Dr. Remnant goes on to emphasise that the news in the UK is very Anglo-centric, and at best extends to the US and Western Europe. It’s fairly common knowledge that Google searches in the UK asking ‘what is the European Union’ spiked after the referendum. "There is a similar lack of available information on our own legal processes. Very few people appear to have known that it was an advisory referendum (this is anecdotal), and so the outcome needn’t have been binding. I hold the government accountable for this, not the public, because with the resources at their disposal, it wouldn’t have been difficult to make this information available. The politicians that lied about the nature, purpose and cost of membership of the EU have yet to be held accountable for it."
Another issue to address are the spiked fears about the migration and racism Dr. Remnant adds that "It's clear that some of the voting was based on concerns about migration, but across most major media outlets this was done by drawing on racist content, and conflating European migration with refugees and asylum seekers. It seems as though Islamophobia has been weaponised against EU membership." She sums up her opinion by stating that the economic interests of politicians and billionaires in the UK, and an intelligent right wing party man, Dominic Cummings, were the main drivers of Brexit.
The official date of Brexit is January 31, 2020 and the transition period for the United Kingdom will last from February until the end of 2020. During this time, everything will stay the same and there are no significant changes for citizens of the UK or EU. It's also important to note that the United Kingdom will remain a member of NATO as well as the United Nations Council.

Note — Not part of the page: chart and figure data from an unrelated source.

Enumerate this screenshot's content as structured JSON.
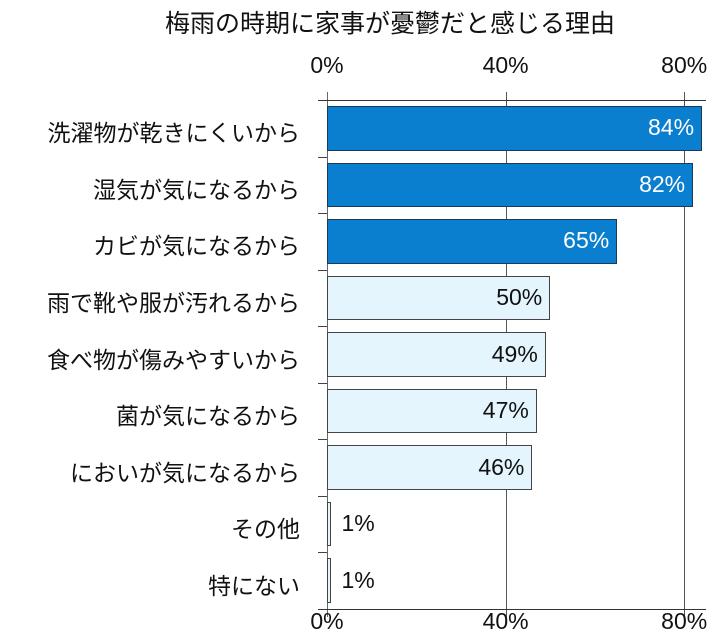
{
  "title": "梅雨の時期に家事が憂鬱だと感じる理由",
  "axis": {
    "ticks": [
      "0%",
      "40%",
      "80%"
    ],
    "tick_values": [
      0,
      40,
      80
    ]
  },
  "bars": [
    {
      "label": "洗濯物が乾きにくいから",
      "value": 84,
      "display": "84%",
      "style": "dark"
    },
    {
      "label": "湿気が気になるから",
      "value": 82,
      "display": "82%",
      "style": "dark"
    },
    {
      "label": "カビが気になるから",
      "value": 65,
      "display": "65%",
      "style": "dark"
    },
    {
      "label": "雨で靴や服が汚れるから",
      "value": 50,
      "display": "50%",
      "style": "light"
    },
    {
      "label": "食べ物が傷みやすいから",
      "value": 49,
      "display": "49%",
      "style": "light"
    },
    {
      "label": "菌が気になるから",
      "value": 47,
      "display": "47%",
      "style": "light"
    },
    {
      "label": "においが気になるから",
      "value": 46,
      "display": "46%",
      "style": "light"
    },
    {
      "label": "その他",
      "value": 1,
      "display": "1%",
      "style": "light"
    },
    {
      "label": "特にない",
      "value": 1,
      "display": "1%",
      "style": "light"
    }
  ],
  "colors": {
    "highlight": "#0a7fd0",
    "normal": "#e4f5fd",
    "highlight_text": "#ffffff",
    "normal_text": "#111111"
  },
  "chart_data": {
    "type": "bar",
    "orientation": "horizontal",
    "title": "梅雨の時期に家事が憂鬱だと感じる理由",
    "categories": [
      "洗濯物が乾きにくいから",
      "湿気が気になるから",
      "カビが気になるから",
      "雨で靴や服が汚れるから",
      "食べ物が傷みやすいから",
      "菌が気になるから",
      "においが気になるから",
      "その他",
      "特にない"
    ],
    "values": [
      84,
      82,
      65,
      50,
      49,
      47,
      46,
      1,
      1
    ],
    "unit": "%",
    "xlabel": "",
    "ylabel": "",
    "xlim": [
      0,
      84
    ],
    "xticks": [
      "0%",
      "40%",
      "80%"
    ],
    "xticks_position": "top and bottom",
    "grid": true,
    "highlighted_top": 3,
    "legend": null
  }
}
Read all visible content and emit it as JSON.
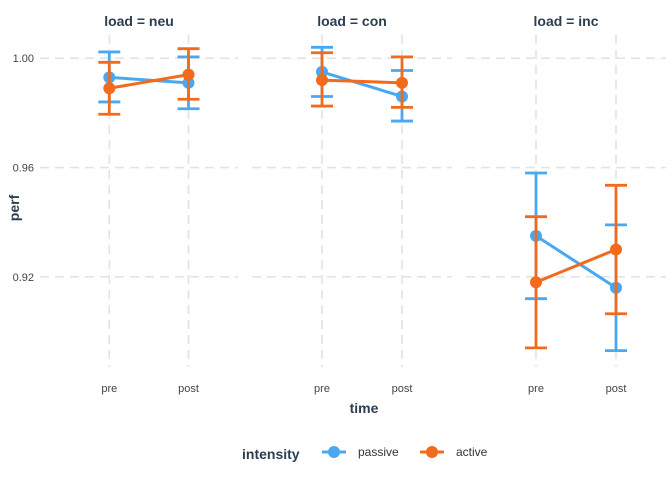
{
  "chart_data": {
    "type": "line",
    "xlabel": "time",
    "ylabel": "perf",
    "x": [
      "pre",
      "post"
    ],
    "ylim": [
      0.887,
      1.0085
    ],
    "yticks": [
      0.92,
      0.96,
      1.0
    ],
    "ytick_labels": [
      "0.92",
      "0.96",
      "1.00"
    ],
    "grid": true,
    "legend": {
      "title": "intensity",
      "position": "bottom",
      "entries": [
        "passive",
        "active"
      ]
    },
    "colors": {
      "passive": "#4aa8f0",
      "active": "#f26b1d",
      "grid": "#e3e3e3",
      "text": "#2c3e50"
    },
    "facets": [
      {
        "label": "load = neu",
        "series": [
          {
            "name": "passive",
            "values": [
              0.993,
              0.991
            ],
            "ymin": [
              0.984,
              0.9815
            ],
            "ymax": [
              1.0023,
              1.0005
            ]
          },
          {
            "name": "active",
            "values": [
              0.989,
              0.994
            ],
            "ymin": [
              0.9795,
              0.985
            ],
            "ymax": [
              0.9985,
              1.0035
            ]
          }
        ]
      },
      {
        "label": "load = con",
        "series": [
          {
            "name": "passive",
            "values": [
              0.995,
              0.986
            ],
            "ymin": [
              0.986,
              0.977
            ],
            "ymax": [
              1.004,
              0.9955
            ]
          },
          {
            "name": "active",
            "values": [
              0.992,
              0.991
            ],
            "ymin": [
              0.9825,
              0.982
            ],
            "ymax": [
              1.002,
              1.0005
            ]
          }
        ]
      },
      {
        "label": "load = inc",
        "series": [
          {
            "name": "passive",
            "values": [
              0.935,
              0.916
            ],
            "ymin": [
              0.912,
              0.893
            ],
            "ymax": [
              0.958,
              0.939
            ]
          },
          {
            "name": "active",
            "values": [
              0.918,
              0.93
            ],
            "ymin": [
              0.894,
              0.9065
            ],
            "ymax": [
              0.942,
              0.9535
            ]
          }
        ]
      }
    ]
  }
}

During the transition period, the UK must negotiate and secure new trade agreements and other official relations with the remaining EU countries, which will then come to power in 2021. The EU officials claim that that a trade deal must be negotiated, checked, translated and presented to the European Parliament by November 26, 2020 if it is to be ratified by the end of the year. This leaves the UK with limited time to negotiate everything fast, something they haven't necessarily proved themselves adept at thus far.
The final deadline is December 31, 2020 – if a trade deal has not been confirmed, then United Kingdom will have to fall back on basic World Trade Organisation terms, meaning tariffs on goods and not much practical cooperation to smooth border controls. This result would effectively mean the same as a “no-deal Brexit” and would mean coming up with solutions for the imminent economic fallout in 2021.
As for EU nationals living in the country, the UK has encouraged all EU citizens living within their borders to register themselves as pre-citizens aiming to make the registration as easy as possible through a designated website or app. They have until March 2021 to do so.
June 2020 is the final month for the United Kingdom to ask for an extension of the transition period – which Prime Minister Boris Johnson has vowed not to do. In all scenarios, the future relationship talks are expected to continue after 2020 and the future of Britain lies in their own hands, just as they have voted.